On peut également, à titre d’exemple, se référer à
l’étude musicologique de Monique DESROCHES et Jean BENOIST (1997) qui tente
de différencier l’esthétique musicale des temples de Plantation malbars
traditionnels de celle des grands temples urbains où l’influence brahmanique
est déjà bien plus prégnante.
Tableau tiré de l’ouvrage de M. DESROCHES et J. BENOIST
(1997, 48)
Les
auteurs se gardent cependant dans leur conclusion d’adopter une vision
simpliste d’opposition entre grands et petits temples, grande et petite
tradition. « Le développement d’une indianité ″supérieure″ n’abolit pas la
nécessité des cultes, des groupes sociaux, des musiques rattachés aux
divinités inférieures. Et nous assistons sans doute à un ajustement plus
qu’à une substitution. D’ailleurs, qu’il s’agisse des musiques ou des
cérémonies, ce sont les mêmes individus qui bien souvent passent des unes
aux autres » (DESROCHES et BENOIST 1997, 49). Cela est peut-être dû au fait,
comme l’explique C. GHASARIAN, que certains partisans du « renouveau tamoul
» se sentent encore « tiraillés » entre deux tendances, ce qui les pousse
parfois à montrer une adhésion aux cultes « végétariens » tout en pratiquant
discrètement les sacrifices sanglants dans les temples de plantations,
preuve de la difficulté de révoquer des schèmes ancrés dans le vécu
individuel (1991, 178). On retombe de nouveau dans l’opposition entre une
pratique « de façade » et une pratique privée…

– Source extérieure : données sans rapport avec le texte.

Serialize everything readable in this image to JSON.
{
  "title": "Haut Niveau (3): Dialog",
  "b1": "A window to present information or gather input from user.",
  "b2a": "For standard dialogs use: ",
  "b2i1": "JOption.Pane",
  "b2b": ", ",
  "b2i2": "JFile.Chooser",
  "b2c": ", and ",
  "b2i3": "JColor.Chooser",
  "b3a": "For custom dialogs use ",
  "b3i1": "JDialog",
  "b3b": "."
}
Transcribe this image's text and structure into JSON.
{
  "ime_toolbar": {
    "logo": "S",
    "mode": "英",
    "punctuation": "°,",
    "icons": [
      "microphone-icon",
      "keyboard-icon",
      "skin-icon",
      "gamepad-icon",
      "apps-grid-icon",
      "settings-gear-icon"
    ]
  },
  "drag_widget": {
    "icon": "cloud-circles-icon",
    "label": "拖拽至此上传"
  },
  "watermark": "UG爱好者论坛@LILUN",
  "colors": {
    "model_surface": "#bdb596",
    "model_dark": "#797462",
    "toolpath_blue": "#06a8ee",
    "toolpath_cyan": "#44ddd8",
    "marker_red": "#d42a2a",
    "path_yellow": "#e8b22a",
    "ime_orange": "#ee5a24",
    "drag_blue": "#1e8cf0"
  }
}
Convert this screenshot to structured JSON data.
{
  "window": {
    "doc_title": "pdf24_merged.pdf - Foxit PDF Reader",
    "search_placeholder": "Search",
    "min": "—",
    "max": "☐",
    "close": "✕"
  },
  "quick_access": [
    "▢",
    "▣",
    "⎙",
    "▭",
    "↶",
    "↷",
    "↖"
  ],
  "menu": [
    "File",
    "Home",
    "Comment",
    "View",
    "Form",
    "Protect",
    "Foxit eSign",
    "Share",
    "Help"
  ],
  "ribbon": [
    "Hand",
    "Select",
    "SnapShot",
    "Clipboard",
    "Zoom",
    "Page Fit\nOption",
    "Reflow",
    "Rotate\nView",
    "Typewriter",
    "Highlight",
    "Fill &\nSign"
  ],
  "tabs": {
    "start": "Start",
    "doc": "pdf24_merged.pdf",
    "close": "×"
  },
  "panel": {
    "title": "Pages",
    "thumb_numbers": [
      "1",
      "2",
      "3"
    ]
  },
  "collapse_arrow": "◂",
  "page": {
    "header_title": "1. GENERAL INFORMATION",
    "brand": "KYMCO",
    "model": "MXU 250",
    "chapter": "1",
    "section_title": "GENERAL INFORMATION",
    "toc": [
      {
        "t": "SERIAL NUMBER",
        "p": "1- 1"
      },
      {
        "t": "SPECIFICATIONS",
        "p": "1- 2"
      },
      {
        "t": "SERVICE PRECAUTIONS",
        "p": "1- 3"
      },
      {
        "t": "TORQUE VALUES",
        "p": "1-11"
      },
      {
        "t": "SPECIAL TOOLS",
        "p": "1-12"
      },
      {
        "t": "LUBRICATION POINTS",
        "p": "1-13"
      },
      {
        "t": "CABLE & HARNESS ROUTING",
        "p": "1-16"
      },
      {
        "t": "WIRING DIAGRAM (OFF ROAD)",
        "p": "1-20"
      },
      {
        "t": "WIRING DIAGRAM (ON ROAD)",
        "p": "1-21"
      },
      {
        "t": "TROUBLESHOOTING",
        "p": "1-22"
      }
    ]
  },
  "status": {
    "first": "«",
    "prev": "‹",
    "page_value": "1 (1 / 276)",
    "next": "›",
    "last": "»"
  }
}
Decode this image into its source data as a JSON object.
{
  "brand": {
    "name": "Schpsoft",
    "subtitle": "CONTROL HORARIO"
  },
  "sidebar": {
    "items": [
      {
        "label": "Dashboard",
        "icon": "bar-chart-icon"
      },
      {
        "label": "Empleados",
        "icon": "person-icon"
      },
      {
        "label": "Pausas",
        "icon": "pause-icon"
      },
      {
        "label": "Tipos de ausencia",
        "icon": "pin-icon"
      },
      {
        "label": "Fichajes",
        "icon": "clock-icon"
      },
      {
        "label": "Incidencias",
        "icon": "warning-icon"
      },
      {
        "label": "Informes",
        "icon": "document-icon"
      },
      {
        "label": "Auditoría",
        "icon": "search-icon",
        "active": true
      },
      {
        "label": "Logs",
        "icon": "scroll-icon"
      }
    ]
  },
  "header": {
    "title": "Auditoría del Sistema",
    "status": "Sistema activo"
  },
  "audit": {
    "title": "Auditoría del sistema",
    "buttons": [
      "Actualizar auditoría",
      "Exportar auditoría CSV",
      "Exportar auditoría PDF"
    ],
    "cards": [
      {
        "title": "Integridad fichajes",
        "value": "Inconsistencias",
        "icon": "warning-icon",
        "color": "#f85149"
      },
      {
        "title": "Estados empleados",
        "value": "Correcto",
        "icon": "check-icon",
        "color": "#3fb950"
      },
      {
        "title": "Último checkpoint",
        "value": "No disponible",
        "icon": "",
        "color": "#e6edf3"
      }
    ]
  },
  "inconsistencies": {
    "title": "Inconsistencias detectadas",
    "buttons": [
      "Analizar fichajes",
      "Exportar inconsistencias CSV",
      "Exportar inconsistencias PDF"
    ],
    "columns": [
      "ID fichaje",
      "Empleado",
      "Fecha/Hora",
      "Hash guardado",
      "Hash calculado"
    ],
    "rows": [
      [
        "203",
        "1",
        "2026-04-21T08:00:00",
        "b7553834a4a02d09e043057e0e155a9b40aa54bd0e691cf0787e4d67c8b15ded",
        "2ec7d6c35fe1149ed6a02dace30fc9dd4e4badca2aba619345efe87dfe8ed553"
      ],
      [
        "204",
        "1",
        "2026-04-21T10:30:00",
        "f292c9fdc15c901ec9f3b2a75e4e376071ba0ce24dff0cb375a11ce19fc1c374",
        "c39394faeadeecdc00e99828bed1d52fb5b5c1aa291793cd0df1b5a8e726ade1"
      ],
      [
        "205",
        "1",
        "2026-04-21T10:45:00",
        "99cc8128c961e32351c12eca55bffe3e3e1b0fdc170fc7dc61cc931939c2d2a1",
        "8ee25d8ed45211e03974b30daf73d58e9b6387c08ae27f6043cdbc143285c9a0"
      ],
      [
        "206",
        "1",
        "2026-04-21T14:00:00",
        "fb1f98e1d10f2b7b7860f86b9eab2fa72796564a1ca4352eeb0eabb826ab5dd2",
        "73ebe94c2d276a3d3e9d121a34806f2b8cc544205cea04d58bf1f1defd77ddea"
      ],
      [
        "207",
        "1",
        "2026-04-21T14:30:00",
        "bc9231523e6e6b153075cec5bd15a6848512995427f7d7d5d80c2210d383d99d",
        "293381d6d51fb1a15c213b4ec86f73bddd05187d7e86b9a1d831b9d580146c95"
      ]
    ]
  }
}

Pour beaucoup d’ « indo-réunionnais », se définir
aujourd’hui « Tamoul » leur permet de tirer un trait sur le référent
ancestral pas très glorieux de leurs aïeux engagés. Ce « renouveau », malgré
tous les paradoxes qu’il contient, leur fait donc miroiter une indianité
idéale via un retour à la référence brahmanique, c’est à dire le niveau
supérieur de la hiérarchie indienne. Le « renouveau tamoul » semble donc
déconstruire les pratiques des ancêtres tamouls en brandissant le drapeau du
« retour à la tradition », et permettre à la hiérarchie des castes
(jusqu’alors inconnue à La Réunion) de revenir en force avec d’autres formes
d’expression par un phénomène d’hypercorrection religieuse. Christian
GHASARIAN note d’ailleurs à propos du retour des référents classiques que :
« La référence à une ″orthodoxie″ religieuse
exclusivement ″végétarienne″ n’est que le discours justificatif d’un enjeu
bien plus important : l’affirmation par son option de son statut social.
Pratiquer un culte strictement végétarien, c’est ″consommer″ un signe et
c’est se différencier de celui/celle qui ne l’a pas. Avec la référence
brahmanique (même si elle n’est pas toujours très consciente), le
positionnement critique vis-à-vis des sacrifices d’animaux devient un moyen
d’affirmer une promotion sociale acquise, en voie de l’être, ou désirée
» (C. GHASARIAN 1991, 174-175).
Ce nouveau traditionalisme est très intéressant d’un
point de vue anthropologique car il nous montre que, malgré son aspect
discontinu, l’hindouisme à La Réunion semble en recherche constante
d’adaptation à la société globale. Autrefois confronté aux problèmes
d’intégration dans l’île, l’hindouisme réunionnais est maintenant en train
de veiller au regard que porte l’occident sur ses pratiques (comme le
sacrifice sanglant) et sa position au sein d’une île française qui s’ouvre
peu à peu au tourisme (depuis les années ‘80/’90). Dans un tel contexte, la
référence brahmanique et les modèles d’organisation sociale qui
l’accompagnent semble plus valorisante qu’un culte populaire souvent perçu
comme violent et exprimant de manière trop évidente des origines de basses
castes.
1 « A La Réunion, l’absence de contact avec l’orthodoxie
brahmanique pendant des décennies a permis au culte populaire des Malabars
de ‘s’épanouir’ finalement peut-être plus librement qu’en Inde car il n’a
pas été touché par les réformes indiennes comme la loi interdisant les
sacrifices d’animaux, votée en 1950 à Madras dans l’Etat tamoul » (C.